投入シュートやガイドを調整し、搬送物をベルト中央へ安定して供給します。また、ベルト蛇行、ローラー固着、付着物の堆積も定期的に点検します。
通常運転時の荷重がロードセル容量に対して小さすぎる場合は、ゼロ点変動やノイズの影響が相対的に大きくなります。最大輸送量だけでなく、通常時と最小時の荷重も考慮して容量を選定します。
起動・停止時の積算処理
ベルトの起動直後や停止直前は、速度が安定していないため、そのまま積算すると誤差が生じることがあります。
速度が設定値以上になった時点で積算を開始し、一定値以下になった場合は積算を停止するなどの条件を設けます。
荷重信号がある状態でベルトが停止した場合は、原料が計量部に滞留している可能性があります。再起動時に同じ原料を二重に積算しない処理も必要です。
定量供給制御への利用
瞬時輸送量をフィードバックし、ベルト速度や上流側フィーダーの供給量を調整することで、一定の輸送量を維持できます。

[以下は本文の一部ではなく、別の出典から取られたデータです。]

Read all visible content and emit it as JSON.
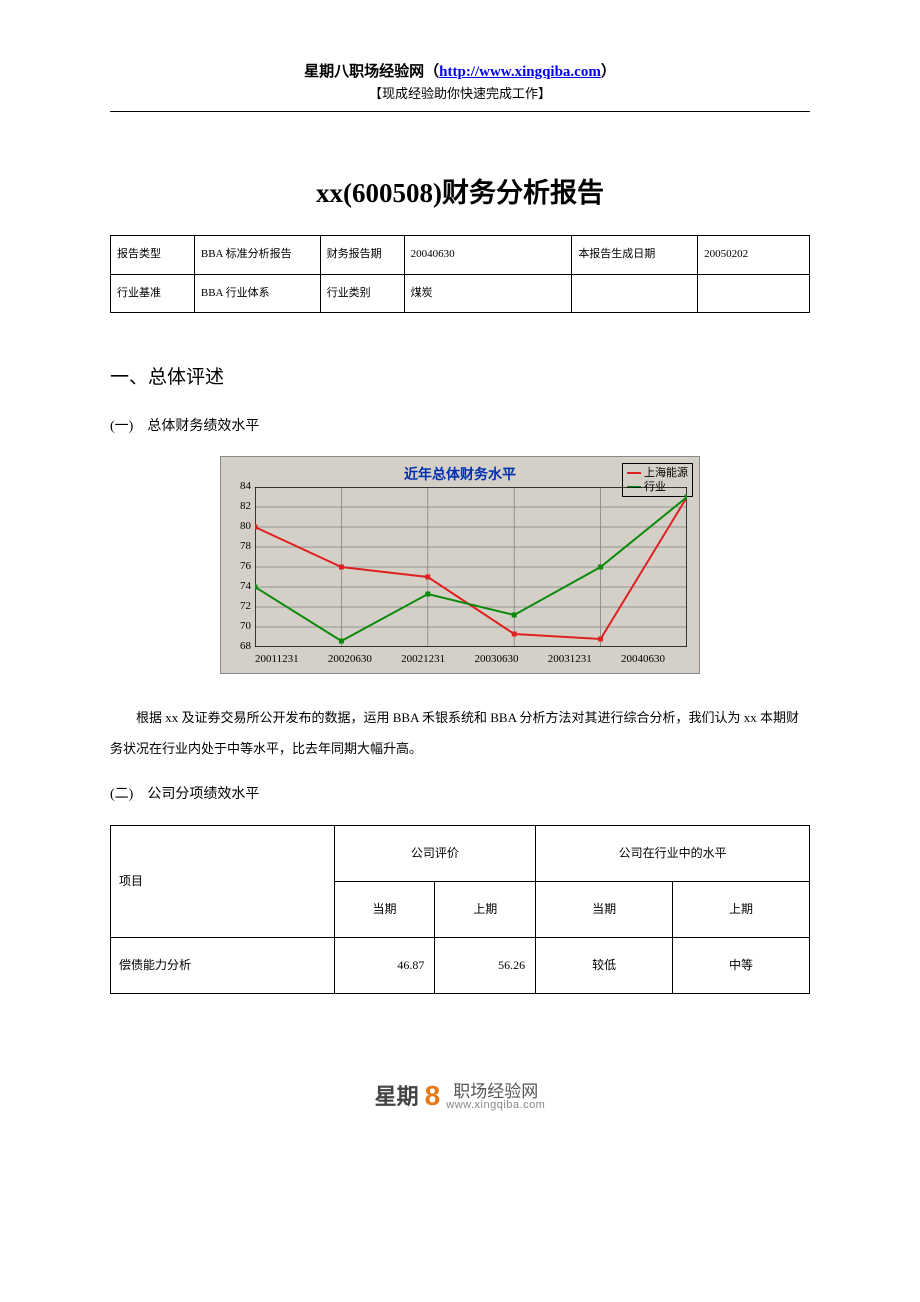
{
  "header": {
    "site_name": "星期八职场经验网（",
    "site_url": "http://www.xingqiba.com",
    "site_name_close": "）",
    "subtitle": "【现成经验助你快速完成工作】"
  },
  "doc_title": "xx(600508)财务分析报告",
  "info_table": {
    "rows": [
      [
        "报告类型",
        "BBA 标准分析报告",
        "财务报告期",
        "20040630",
        "本报告生成日期",
        "20050202"
      ],
      [
        "行业基准",
        "BBA 行业体系",
        "行业类别",
        "煤炭",
        "",
        ""
      ]
    ],
    "col_widths": [
      "12%",
      "18%",
      "12%",
      "24%",
      "18%",
      "16%"
    ]
  },
  "section1": {
    "heading": "一、总体评述",
    "sub1": "(一)　总体财务绩效水平",
    "sub2": "(二)　公司分项绩效水平"
  },
  "chart": {
    "title": "近年总体财务水平",
    "legend": [
      {
        "label": "上海能源",
        "color": "#e02020"
      },
      {
        "label": "行业",
        "color": "#0a8a0a"
      }
    ],
    "ymin": 68,
    "ymax": 84,
    "ystep": 2,
    "x_labels": [
      "20011231",
      "20020630",
      "20021231",
      "20030630",
      "20031231",
      "20040630"
    ],
    "series": [
      {
        "name": "上海能源",
        "color": "#e02020",
        "values": [
          80.0,
          76.0,
          75.0,
          69.3,
          68.8,
          83.0
        ]
      },
      {
        "name": "行业",
        "color": "#0a8a0a",
        "values": [
          74.0,
          68.6,
          73.3,
          71.2,
          76.0,
          83.0
        ]
      }
    ],
    "grid_color": "#808080",
    "bg_color": "#d4d0c8",
    "axis_color": "#000000"
  },
  "paragraph1": "根据 xx 及证券交易所公开发布的数据，运用 BBA 禾银系统和 BBA 分析方法对其进行综合分析，我们认为 xx 本期财务状况在行业内处于中等水平，比去年同期大幅升高。",
  "perf_table": {
    "header_top": [
      "项目",
      "公司评价",
      "公司在行业中的水平"
    ],
    "header_sub": [
      "当期",
      "上期",
      "当期",
      "上期"
    ],
    "rows": [
      {
        "name": "偿债能力分析",
        "v1": "46.87",
        "v2": "56.26",
        "v3": "较低",
        "v4": "中等"
      }
    ]
  },
  "footer": {
    "brand1": "星期",
    "brand_num": "8",
    "brand2": "职场经验网",
    "brand_url": "www.xingqiba.com"
  }
}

目標輸送量をQset、実際の輸送量をQ、偏差をeとすると、次の式で表されます。
e=Qset-Q
実輸送量が目標より少ない場合は供給速度を上げ、多い場合は供給速度を下げます。
ただし、供給位置から計量位置までに搬送時間があるため、速度変更の結果が測定値へ現れるまで遅れがあります。制御を強くしすぎると、供給量が上下を繰り返す可能性があります。
異常監視
- ベルト運転中に速度信号が入力されない
- 速度信号があるのに荷重が検出されない
- ベルト停止中に大きな荷重が残っている
- ロードセル信号が測定範囲を外れている
- 瞬時輸送量が上限・下限を超えている
- 速度検出器や通信機器に異常がある
異常発生時は、警報表示、積算停止、上流フィーダー停止など、設備運用に応じた処理を行います。
ハカルプラスの対応
ハカルプラスでは、搬送物の種類、最大・最小輸送量、ベルト幅、ベルト速度、設置環境を確認し、コンベアスケールを含む計量・搬送システムを設計します。
ロードセル、速度検出器、計量コントローラ、PLC、タッチパネルを組み合わせ、瞬時輸送量と積算輸送量の演算、表示、保存、警報、外部出力を構成します。

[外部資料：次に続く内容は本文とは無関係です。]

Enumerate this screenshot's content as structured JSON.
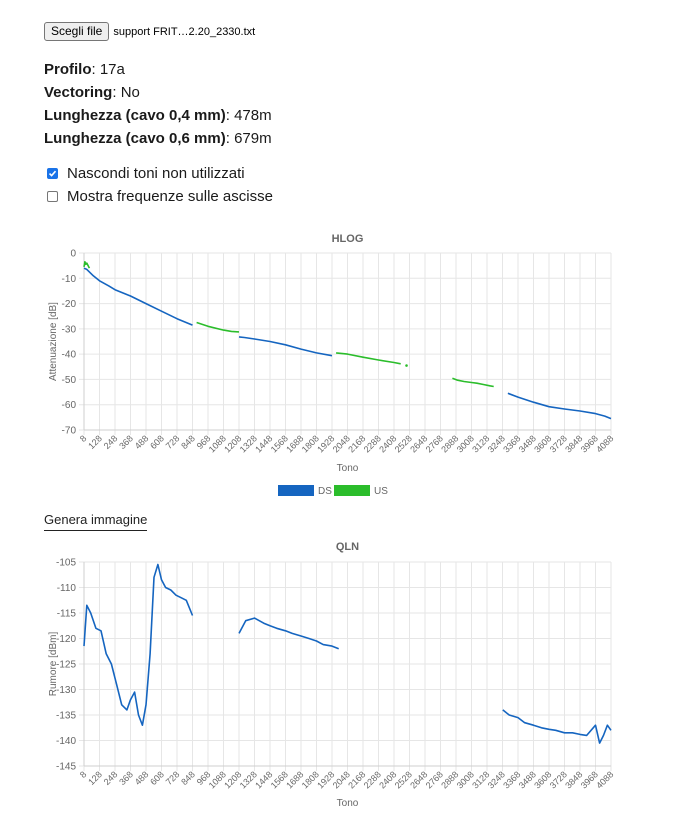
{
  "file_input": {
    "button_label": "Scegli file",
    "file_name": "support FRIT…2.20_2330.txt"
  },
  "info": [
    {
      "label": "Profilo",
      "value": "17a"
    },
    {
      "label": "Vectoring",
      "value": "No"
    },
    {
      "label": "Lunghezza (cavo 0,4 mm)",
      "value": "478m"
    },
    {
      "label": "Lunghezza (cavo 0,6 mm)",
      "value": "679m"
    }
  ],
  "options": [
    {
      "label": "Nascondi toni non utilizzati",
      "checked": true
    },
    {
      "label": "Mostra frequenze sulle ascisse",
      "checked": false
    }
  ],
  "generate_image_label": "Genera immagine",
  "colors": {
    "ds": "#1565c0",
    "us": "#2bbd2b",
    "grid": "#e6e6e6"
  },
  "chart_data": [
    {
      "type": "line",
      "title": "HLOG",
      "xlabel": "Tono",
      "ylabel": "Attenuazione [dB]",
      "ylim": [
        -70,
        0
      ],
      "yticks": [
        0,
        -10,
        -20,
        -30,
        -40,
        -50,
        -60,
        -70
      ],
      "categories": [
        "8",
        "128",
        "248",
        "368",
        "488",
        "608",
        "728",
        "848",
        "968",
        "1088",
        "1208",
        "1328",
        "1448",
        "1568",
        "1688",
        "1808",
        "1928",
        "2048",
        "2168",
        "2288",
        "2408",
        "2528",
        "2648",
        "2768",
        "2888",
        "3008",
        "3128",
        "3248",
        "3368",
        "3488",
        "3608",
        "3728",
        "3848",
        "3968",
        "4088"
      ],
      "legend": {
        "placement": "bottom",
        "entries": [
          "DS",
          "US"
        ]
      },
      "series": [
        {
          "name": "DS",
          "segments": [
            {
              "x": [
                8,
                30,
                80,
                128,
                200,
                248,
                368,
                488,
                608,
                728,
                848
              ],
              "y": [
                -6,
                -6.5,
                -9,
                -11,
                -13,
                -14.5,
                -17,
                -20,
                -23,
                -26,
                -28.5
              ]
            },
            {
              "x": [
                1208,
                1250,
                1328,
                1448,
                1568,
                1688,
                1808,
                1928
              ],
              "y": [
                -33.2,
                -33.4,
                -34,
                -35,
                -36.3,
                -38,
                -39.5,
                -40.6
              ]
            },
            {
              "x": [
                3290,
                3368,
                3488,
                3608,
                3728,
                3848,
                3968,
                4040,
                4088
              ],
              "y": [
                -55.5,
                -57,
                -59,
                -60.8,
                -61.7,
                -62.5,
                -63.5,
                -64.5,
                -65.5
              ]
            }
          ]
        },
        {
          "name": "US",
          "segments": [
            {
              "x": [
                8,
                15,
                22,
                30,
                40,
                50
              ],
              "y": [
                -5.5,
                -3.5,
                -4.5,
                -4,
                -5,
                -6
              ]
            },
            {
              "x": [
                880,
                968,
                1088,
                1150,
                1208
              ],
              "y": [
                -27.5,
                -29,
                -30.5,
                -31,
                -31.2
              ]
            },
            {
              "x": [
                1960,
                2048,
                2168,
                2288,
                2408,
                2460
              ],
              "y": [
                -39.5,
                -40,
                -41.2,
                -42.3,
                -43.3,
                -43.8
              ]
            },
            {
              "x": [
                2505
              ],
              "y": [
                -44.5
              ]
            },
            {
              "x": [
                2860,
                2900,
                2950,
                3008,
                3050,
                3100,
                3150,
                3180
              ],
              "y": [
                -49.5,
                -50.3,
                -50.8,
                -51.2,
                -51.5,
                -52,
                -52.5,
                -52.8
              ]
            }
          ]
        }
      ]
    },
    {
      "type": "line",
      "title": "QLN",
      "xlabel": "Tono",
      "ylabel": "Rumore [dBm]",
      "ylim": [
        -145,
        -105
      ],
      "yticks": [
        -105,
        -110,
        -115,
        -120,
        -125,
        -130,
        -135,
        -140,
        -145
      ],
      "categories": [
        "8",
        "128",
        "248",
        "368",
        "488",
        "608",
        "728",
        "848",
        "968",
        "1088",
        "1208",
        "1328",
        "1448",
        "1568",
        "1688",
        "1808",
        "1928",
        "2048",
        "2168",
        "2288",
        "2408",
        "2528",
        "2648",
        "2768",
        "2888",
        "3008",
        "3128",
        "3248",
        "3368",
        "3488",
        "3608",
        "3728",
        "3848",
        "3968",
        "4088"
      ],
      "series": [
        {
          "name": "DS",
          "segments": [
            {
              "x": [
                8,
                30,
                60,
                100,
                140,
                180,
                220,
                260,
                300,
                340,
                368,
                400,
                430,
                460,
                488,
                520,
                550,
                580,
                608,
                640,
                680,
                720,
                760,
                800,
                848
              ],
              "y": [
                -121.5,
                -113.5,
                -115,
                -118,
                -118.5,
                -123,
                -125,
                -129,
                -133,
                -134,
                -132,
                -130.5,
                -135,
                -137,
                -133,
                -123,
                -108,
                -105.5,
                -108.5,
                -110,
                -110.5,
                -111.5,
                -112,
                -112.5,
                -115.5
              ]
            },
            {
              "x": [
                1208,
                1260,
                1328,
                1400,
                1448,
                1500,
                1568,
                1620,
                1688,
                1750,
                1808,
                1860,
                1928,
                1980
              ],
              "y": [
                -119,
                -116.5,
                -116,
                -117,
                -117.5,
                -118,
                -118.5,
                -119,
                -119.5,
                -120,
                -120.5,
                -121.2,
                -121.5,
                -122
              ]
            },
            {
              "x": [
                3250,
                3300,
                3368,
                3420,
                3488,
                3550,
                3608,
                3660,
                3728,
                3790,
                3848,
                3900,
                3968,
                4000,
                4030,
                4060,
                4088
              ],
              "y": [
                -134,
                -135,
                -135.5,
                -136.5,
                -137,
                -137.5,
                -137.8,
                -138,
                -138.5,
                -138.5,
                -138.8,
                -139,
                -137,
                -140.5,
                -139,
                -137,
                -138
              ]
            }
          ]
        }
      ]
    }
  ]
}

さらに、インバーターや上流フィーダーと連携した定量供給制御、生産管理システムへの実績送信、既設設備の制御更新にも対応します。
よくある質問
Q. ベルトが空でも重量が表示される場合はどうしますか?
A. ベルトやローラーへの付着、張力変化、ゼロ点のずれが考えられます。ベルトを空運転し、付着状態とゼロ点を確認します。
Q. ベルト速度を変更しても正しく計測できますか?
A. 実際のベルト速度を速度検出器で測定していれば可能です。速度信号が指令値だけの場合は、滑りによる誤差に注意が必要です。
Q. 輸送量が安定しない原因は何ですか?
A. 投入量の変動、搬送物の偏り、ベルト蛇行、張力変化、付着物、速度検出の滑りなどが考えられます。
Q. 既設のベルトコンベアへ追加できますか?
A. 直線部の長さ、ベルト幅、ローラー配置、架台強度、振動、設置スペースを確認し、追加可能かを判断します。
Q. 計測精度を維持するために必要な点検は何ですか?
A. ゼロ点・スパンの確認、ベルト張力と蛇行の調整、付着物の除去、速度検出器、ロードセル、計量ローラーの点検が必要です。